Most small businesses understandably start out with very basic insurance programs, usually a general liability policy and a commercial property policy. They are sometimes sold together as a “business owner’s policy.” But as companies grow, other types of insurance become important. Some of the most overlooked types of insurance, says Darren Beck, CEO of Business Insurance Now, a Web-based insurance agency headquartered in Allen, Texas, are these:

- Umbrella or excess liability insurance: For claims that exceed standard policy limits.

- Professional liability insurance: Covers mistakes in service provided by the insured, and typically pays the fees of defense attorneys.

- Workers’ compensation insurance: Required in many states once a business employs a certain number of people; provides payment for medical expenses and lost wages when employees are hurt on the job.

- Employment practices liability insurance: Provides coverage for HR issues such as violations of discrimination, harassment and termination laws.

- Hired and non-owned auto insurance: Protects a company if an employee causes an accident while driving a rented or personal vehicle.

When you conduct your annual insurance review, be sure to ask your agent or broker whether you need any of those policies, and why. As part of the process, Beck adds, be sure to consider the following issues:

- Revenue. Have your company’s annual sales increased or decreased? The more business you do, the greater potential liability you face.

- Location. Have you moved, added or closed locations? Rates for your general liability or business owner’s policy could change depending on whether your total square footage has increased or decreased, where your new facilities are located, or what class of building you’ve acquired.

- Business property. Have you purchased or eliminated equipment, computers, furnishings or other property? You may need to increase or decrease your commercial property policy limits.

- Travel. Are your employees on the road more in rented cars than in their own cars? If so, you may need “hired and non-owned auto” coverage.

- Workforce. Has the size of your workforce increased or decreased, do you have high turnover, or are you using more contractors? The size of your workforce can dictate whether you need workers’ compensation insurance. If you have a lot of turnover, you’ll probably want employment practices liability insurance in the event you are sued for wrongful termination.

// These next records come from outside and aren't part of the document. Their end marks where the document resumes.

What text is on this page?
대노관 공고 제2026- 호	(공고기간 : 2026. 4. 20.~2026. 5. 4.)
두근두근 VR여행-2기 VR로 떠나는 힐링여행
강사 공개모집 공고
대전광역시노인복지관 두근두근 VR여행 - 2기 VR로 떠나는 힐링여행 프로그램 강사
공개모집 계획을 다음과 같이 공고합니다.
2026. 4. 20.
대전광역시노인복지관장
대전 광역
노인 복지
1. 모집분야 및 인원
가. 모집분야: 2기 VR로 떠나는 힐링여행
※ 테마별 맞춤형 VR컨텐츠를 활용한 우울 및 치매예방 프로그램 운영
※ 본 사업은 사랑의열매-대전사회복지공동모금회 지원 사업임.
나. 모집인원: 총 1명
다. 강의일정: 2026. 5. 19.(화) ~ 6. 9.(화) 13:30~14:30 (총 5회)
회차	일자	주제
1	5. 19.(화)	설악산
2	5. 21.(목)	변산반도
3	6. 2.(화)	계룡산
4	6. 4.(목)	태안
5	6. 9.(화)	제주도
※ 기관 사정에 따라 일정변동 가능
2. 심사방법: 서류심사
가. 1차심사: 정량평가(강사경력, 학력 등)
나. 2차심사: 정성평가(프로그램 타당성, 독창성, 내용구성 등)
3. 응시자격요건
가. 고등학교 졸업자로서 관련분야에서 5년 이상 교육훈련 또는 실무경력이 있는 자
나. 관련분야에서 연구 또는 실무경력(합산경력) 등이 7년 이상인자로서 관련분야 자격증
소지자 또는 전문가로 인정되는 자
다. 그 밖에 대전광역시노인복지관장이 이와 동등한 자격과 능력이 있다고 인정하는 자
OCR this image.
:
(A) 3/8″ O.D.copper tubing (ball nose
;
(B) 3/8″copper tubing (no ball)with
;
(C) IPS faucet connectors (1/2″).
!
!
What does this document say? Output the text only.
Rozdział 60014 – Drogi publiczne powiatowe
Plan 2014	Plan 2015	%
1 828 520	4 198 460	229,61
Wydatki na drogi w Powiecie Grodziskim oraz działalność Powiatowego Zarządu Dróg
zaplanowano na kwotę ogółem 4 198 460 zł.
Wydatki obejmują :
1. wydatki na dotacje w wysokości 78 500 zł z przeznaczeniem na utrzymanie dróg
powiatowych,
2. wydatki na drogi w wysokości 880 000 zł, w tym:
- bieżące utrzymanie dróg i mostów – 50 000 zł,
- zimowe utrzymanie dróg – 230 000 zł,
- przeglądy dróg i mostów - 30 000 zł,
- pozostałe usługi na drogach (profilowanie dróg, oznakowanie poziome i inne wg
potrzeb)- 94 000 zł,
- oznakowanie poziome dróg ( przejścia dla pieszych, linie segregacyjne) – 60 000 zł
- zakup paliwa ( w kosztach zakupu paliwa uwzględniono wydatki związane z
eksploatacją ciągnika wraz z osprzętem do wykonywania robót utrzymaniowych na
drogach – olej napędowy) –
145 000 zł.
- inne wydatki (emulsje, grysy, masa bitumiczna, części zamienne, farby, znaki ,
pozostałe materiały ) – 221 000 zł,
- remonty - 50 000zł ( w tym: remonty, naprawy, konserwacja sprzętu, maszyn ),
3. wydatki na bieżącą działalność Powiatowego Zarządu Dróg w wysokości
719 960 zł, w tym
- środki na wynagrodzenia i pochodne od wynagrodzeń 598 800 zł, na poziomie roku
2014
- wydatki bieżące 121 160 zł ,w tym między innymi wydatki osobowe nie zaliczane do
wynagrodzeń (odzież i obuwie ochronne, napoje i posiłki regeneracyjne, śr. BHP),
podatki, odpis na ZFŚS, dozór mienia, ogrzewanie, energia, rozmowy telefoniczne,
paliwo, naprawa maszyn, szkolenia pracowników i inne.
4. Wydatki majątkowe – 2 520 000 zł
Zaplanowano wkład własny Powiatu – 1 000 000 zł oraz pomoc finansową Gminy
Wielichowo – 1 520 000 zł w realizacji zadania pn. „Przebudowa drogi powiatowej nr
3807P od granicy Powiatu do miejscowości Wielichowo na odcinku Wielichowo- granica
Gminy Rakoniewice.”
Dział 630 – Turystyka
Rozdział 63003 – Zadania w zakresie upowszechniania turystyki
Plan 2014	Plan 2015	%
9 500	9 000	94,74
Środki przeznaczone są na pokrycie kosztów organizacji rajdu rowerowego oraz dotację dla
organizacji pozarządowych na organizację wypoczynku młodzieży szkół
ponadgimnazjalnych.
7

- Services. Are you offering new types of services, or has the makeup of your service mix changed? You may need to add endorsements to your general liability policy to cover certain types of work — or change carriers if your existing insurer isn’t comfortable with the associated risks.

- Clients/customers. Are you serving new industries, or has the makeup of your customer set changed? Some professional liability insurers do not like it if your business is overly concentrated in servicing certain high-risk industries.

If you haven’t been reviewing your insurance coverage each year, it makes sense to start now. There’s little to be gained by carrying the wrong types or amounts of insurance — and much, potentially, to be lost.

A former reporter and editor for Dow Jones, where he wrote for The Wall Street Journal and Barron’s, Randy Myers is a contributing editor for CFO and Corporate Board Member magazines.